Colquhoun's brief move away from UCL produced a gratifying avalanche of letters to the provost in defence of robust criticism, and after this - and necessary expensive legal consultations - it was announced on Wednesday that Colquhoun's blog is to be de-excommunicated.

But amusingly, in these democratic times, there are inevitable consequences of trying to silence a blogger - especially when you make a hash of it - and a mass of activity has now grown into what is cheerfully being described as "a festival of Ann Walker". As the Sciencepunk blog gleefully points out, Ann Walker's claims are now more famous than ever.

Most have started by trundling through her pieces on a pill-vendor website called Healthspan. In one piece, Walker promotes the idea that neanderthals were not a distinct kind of human, but degenerate and malnourished versions of ordinary humans: buy pills or regress to a sub-human state, seems to be Walker's message. Yikes. Dr Andy Lewis on the Quackometer blog points out the flaws, and shows how the "neanderthal as malnourished homo sapiens" argument is more commonly found on quack creationist websites.
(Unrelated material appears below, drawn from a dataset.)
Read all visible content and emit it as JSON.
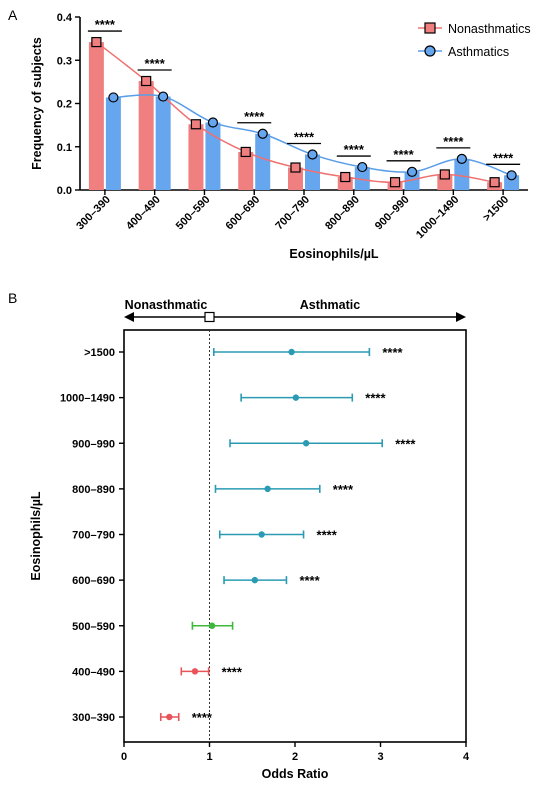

Meanwhile, Holfordwatch wades in to look at the evidence behind her claims that Ginkgo biloba pills are effective in dementia and cognitive impairment, and Coracle from the Science and Progress blog examines her claims on glucosamine and chondroitin pills. Coracle makes an interesting general point about the patterns that often emerge in trial research on any pill: "Early, and poorer quality trials showed benefit for chondroitin vs placebo, but in later and more robust trials this benefit gets closer to equivalence with placebo."

These critical pieces generate insights, and new ideas, because claims are rarely just wrong, they are usually interestingly wrong. It's a shame that discussions about interesting wrongness should take place under threat of litigation. Now don't let me get too web-happy on you here, but these stories are the perfect illustration of why UCL is right to stand by Colquhoun and his blog, because it is not a waste of an academic's time, nor does it waste minuscule quantities of electricity and hard disk space.

Coracle makes his point about the quality of evidence, for example, with reference to a blog post on the same phenomenon by Prof Colquhoun. These are ordinary, everyday people chatting with each other, with passion - and with Fellows of the Royal Society - about science, in a popular forum, in everyday language, and forgive me as I wipe a tear away but this is a very, very beautiful thing.

Ideally one shouldn't be rude about people (although it may be justified). But criticising activities and ideas, of all things, with a passion for the truth, should never be a dangerous hobby. Good luck not getting sued.